Tintri also provides higher-level informatics to help administrators make better decisions with regard to storage. While most storage devices provide a capacity gauge that slowly dwindles as more and more data is moved to the device, overall storage performance has been more of a mystery. Tintri provide a gas gauge-like performance view so that administrators know exactly how much performance capacity is left on the array while continuing to display how much storage capacity remains.
However, while I was very impressed with Tintri, Drobo—a company with products aimed at the SMB—also didn’t disappoint. Drobo has certainly grown over the past couple of years, moving from a company catering to the enthusiast that needed a lot of direct-attached storage to one that can compete in the SMB space with iSCSI-based shared storage solutions.
For the SMB space, Drobo brings their BeyondRAID technology, which takes the pain and suffering out of disk redundancy planning. BeyondRAID is a proprietary single-disk or dual-disk (user choice) data protection method that Drobo created so that administrators have just one decision to make with regard to data protection—how many disks can I afford to lose? Drobo also allows users to add disks of different sizes to a single BeyondRAID group. From there, BeyondRAID figures out the best way to deploy its 1023.75 MB stripes to protect user data.

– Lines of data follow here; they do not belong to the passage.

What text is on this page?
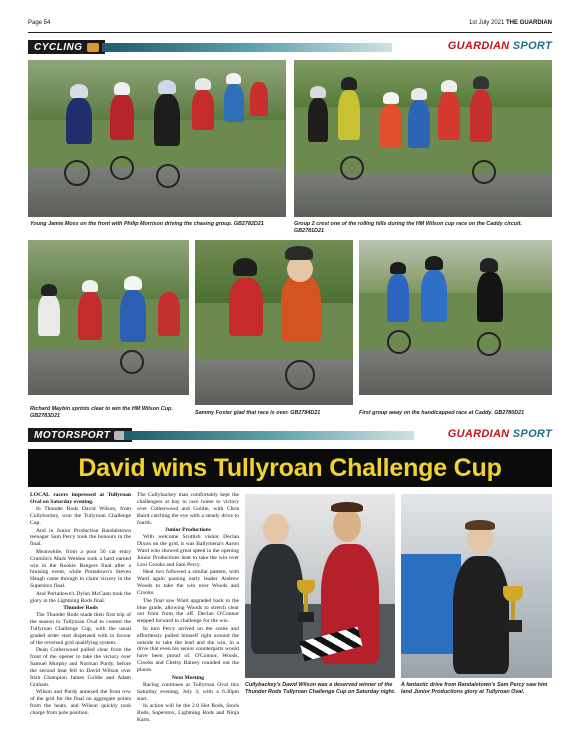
Page 54	1st July 2021 THE GUARDIAN
CYCLING	GUARDIAN SPORT
Young Jamie Moss on the front with Philip Morrison driving the chasing group. GB2782D21	Group 2 crest one of the rolling hills during the HM Wilson cup race on the Caddy circuit. GB2781D21
Richard Maybin sprints clear to win the HM Wilson Cup. GB2783D21	Sammy Foster glad that race is over. GB2784D21	First group away on the handicapped race at Caddy. GB2780D21
MOTORSPORT	GUARDIAN SPORT
David wins Tullyroan Challenge Cup

LOCAL racers impressed at Tullyroan Oval on Saturday evening.

In Thunder Rods David Wilson, from Cullybackey, won the Tullyroan Challenge Cup.

And in Junior Production Randalstown teenager Sam Percy took the honours in the final.

Meanwhile, from a poor 50 car entry Crumlin's Mark Weldon took a hard earned win in the Rookie Bangers final after a bruising event, while Portadown's Steven Haugh came through to claim victory in the Superstox final.

And Portadown's Dylan McCann took the glory in the Lightning Rods final.

Thunder Rods

The Thunder Rods made their first trip of the season to Tullyroan Oval to contest the Tullyroan Challenge Cup, with the usual graded order start dispensed with in favour of the reversed grid qualifying system.

Dean Cotherwood pulled clear from the front of the opener to take the victory over Samuel Murphy and Norman Purdy, before the second heat fell to David Wilson over Irish Champion James Goldie and Adam Graham.

Wilson and Purdy annexed the front row of the grid for the final on aggregate points from the heats, and Wilson quickly took charge from pole position.

The Cullybackey man comfortably kept the challengers at bay to race home to victory over Cotherwood and Goldie, with Chris Baird catching the eye with a steady drive to fourth.

Junior Productions

With welcome Scottish visitor Declan Dixon on the grid, it was Ballymena's Aaron Ward who showed great speed in the opening Junior Productions heat to take the win over Lexi Crooks and Sam Percy.

Heat two followed a similar pattern, with Ward again passing early leader Andrew Woods to take the win over Woods and Crooks.

The final saw Ward upgraded back to the blue grade, allowing Woods to stretch clear out front from the off. Declan O'Connor stepped forward to challenge for the win.

In turn Percy arrived on the scene and effortlessly pulled himself right around the outside to take the lead and the win, in a drive that even his senior counterparts would have been proud of. O'Connor, Woods, Crooks and Chelsy Rainey rounded out the places.

Next Meeting

Racing continues at Tullyroan Oval this Saturday evening, July 3, with a 6.30pm start.

In action will be the 2.0 Hot Rods, Stock Rods, Superstox, Lightning Rods and Ninja Karts.

Cullybackey's David Wilson was a deserved winner of the Thunder Rods Tullyroan Challenge Cup on Saturday night.
A fantastic drive from Randalstown's Sam Percy saw him land Junior Productions glory at Tullyroan Oval.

Beyond being automatic, BeyondRAID brings to the table some enterprise level capabilities that SMB’s can use… again, with no hassle. These features include thin provisioning and dual disk redundancy.

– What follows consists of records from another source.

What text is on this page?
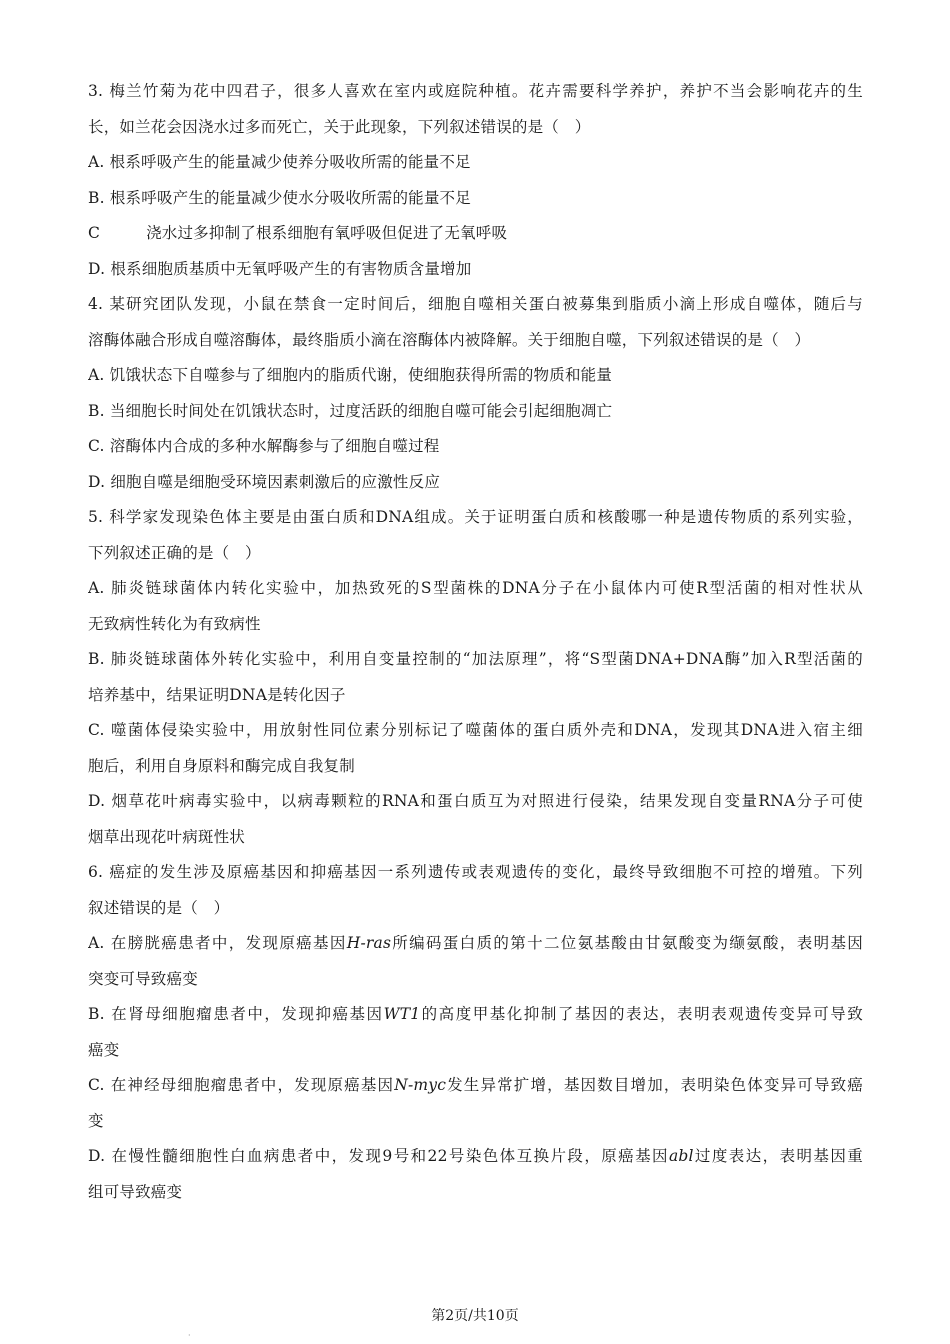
3. 梅兰竹菊为花中四君子，很多人喜欢在室内或庭院种植。花卉需要科学养护，养护不当会影响花卉的生
长，如兰花会因浇水过多而死亡，关于此现象，下列叙述错误的是（　）
A. 根系呼吸产生的能量减少使养分吸收所需的能量不足
B. 根系呼吸产生的能量减少使水分吸收所需的能量不足
C	浇水过多抑制了根系细胞有氧呼吸但促进了无氧呼吸
D. 根系细胞质基质中无氧呼吸产生的有害物质含量增加
4. 某研究团队发现，小鼠在禁食一定时间后，细胞自噬相关蛋白被募集到脂质小滴上形成自噬体，随后与
溶酶体融合形成自噬溶酶体，最终脂质小滴在溶酶体内被降解。关于细胞自噬，下列叙述错误的是（　）
A. 饥饿状态下自噬参与了细胞内的脂质代谢，使细胞获得所需的物质和能量
B. 当细胞长时间处在饥饿状态时，过度活跃的细胞自噬可能会引起细胞凋亡
C. 溶酶体内合成的多种水解酶参与了细胞自噬过程
D. 细胞自噬是细胞受环境因素刺激后的应激性反应
5. 科学家发现染色体主要是由蛋白质和DNA组成。关于证明蛋白质和核酸哪一种是遗传物质的系列实验，
下列叙述正确的是（　）
A. 肺炎链球菌体内转化实验中，加热致死的S型菌株的DNA分子在小鼠体内可使R型活菌的相对性状从
无致病性转化为有致病性
B. 肺炎链球菌体外转化实验中，利用自变量控制的“加法原理”，将“S型菌DNA+DNA酶”加入R型活菌的
培养基中，结果证明DNA是转化因子
C. 噬菌体侵染实验中，用放射性同位素分别标记了噬菌体的蛋白质外壳和DNA，发现其DNA进入宿主细
胞后，利用自身原料和酶完成自我复制
D. 烟草花叶病毒实验中，以病毒颗粒的RNA和蛋白质互为对照进行侵染，结果发现自变量RNA分子可使
烟草出现花叶病斑性状
6. 癌症的发生涉及原癌基因和抑癌基因一系列遗传或表观遗传的变化，最终导致细胞不可控的增殖。下列
叙述错误的是（　）
A. 在膀胱癌患者中，发现原癌基因H-ras所编码蛋白质的第十二位氨基酸由甘氨酸变为缬氨酸，表明基因
突变可导致癌变
B. 在肾母细胞瘤患者中，发现抑癌基因WT1的高度甲基化抑制了基因的表达，表明表观遗传变异可导致
癌变
C. 在神经母细胞瘤患者中，发现原癌基因N-myc发生异常扩增，基因数目增加，表明染色体变异可导致癌
变
D. 在慢性髓细胞性白血病患者中，发现9号和22号染色体互换片段，原癌基因abl过度表达，表明基因重
组可导致癌变
·
第2页/共10页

As is the case with all of the vendors I saw this week, Drobo has also added flash disk capability to its arrays. The company has built specialized processes for ensuring that the flash disks are used to best effect. Again, user intervention isn’t required to try to figure out how to deploy these disks in a way that makes sense. Drobo just does it.
That’s also the case with Tintri. Tintri uses a combination of spinning disk and flash disk to achieve its performance and capacity goals and takes a “write everything first to flash and then figure out what should be moved to spinning disk” approach by analyzing what data is hot and what data is cold. Although the company plans to add new features over time that allow administrators to tweak how things work, Tintri is pretty much an out-of-the-box solution that you simply deploy and use. It really is that simple.
I’d also like to briefly mention Coraid and their ATA-over-Ethernet (AoE) protocol, which may prove confusing to former Age of Empires players. It is also confounding to those that are storage aficionados as Coraid has basically thrown out the rulebook and decided to simply use Ethernet—for all intents and purposes, anyway—as the transport. Their AoE protocol is actually something of a misnomer since storage commands are actually SCSI in nature, but Coraid is able to achieve significant scale at prices that will please many. As is the case with Tintri and Drobo, Coraid also sells simplicity as a part of its solution. However, because of the product’s uniqueness, it may not suit everyone. Check it out for yourself.
Although focused on storage, this week’s meetings proved to me that many up and coming and even established vendors and really looking for ways to make IT components that are more appliance-like in nature and that require less administrative overhead. This helps CIOs implement infrastructures that are more automated and more self-healing than they were in the past. While this could allow organizations to possibly reduce their IT staff in some cases, it’s more likely that smart organizations will choose instead to repurpose some of their positions toward business goals and help IT move from a cost savings mindset to one that adds value to the entire organization.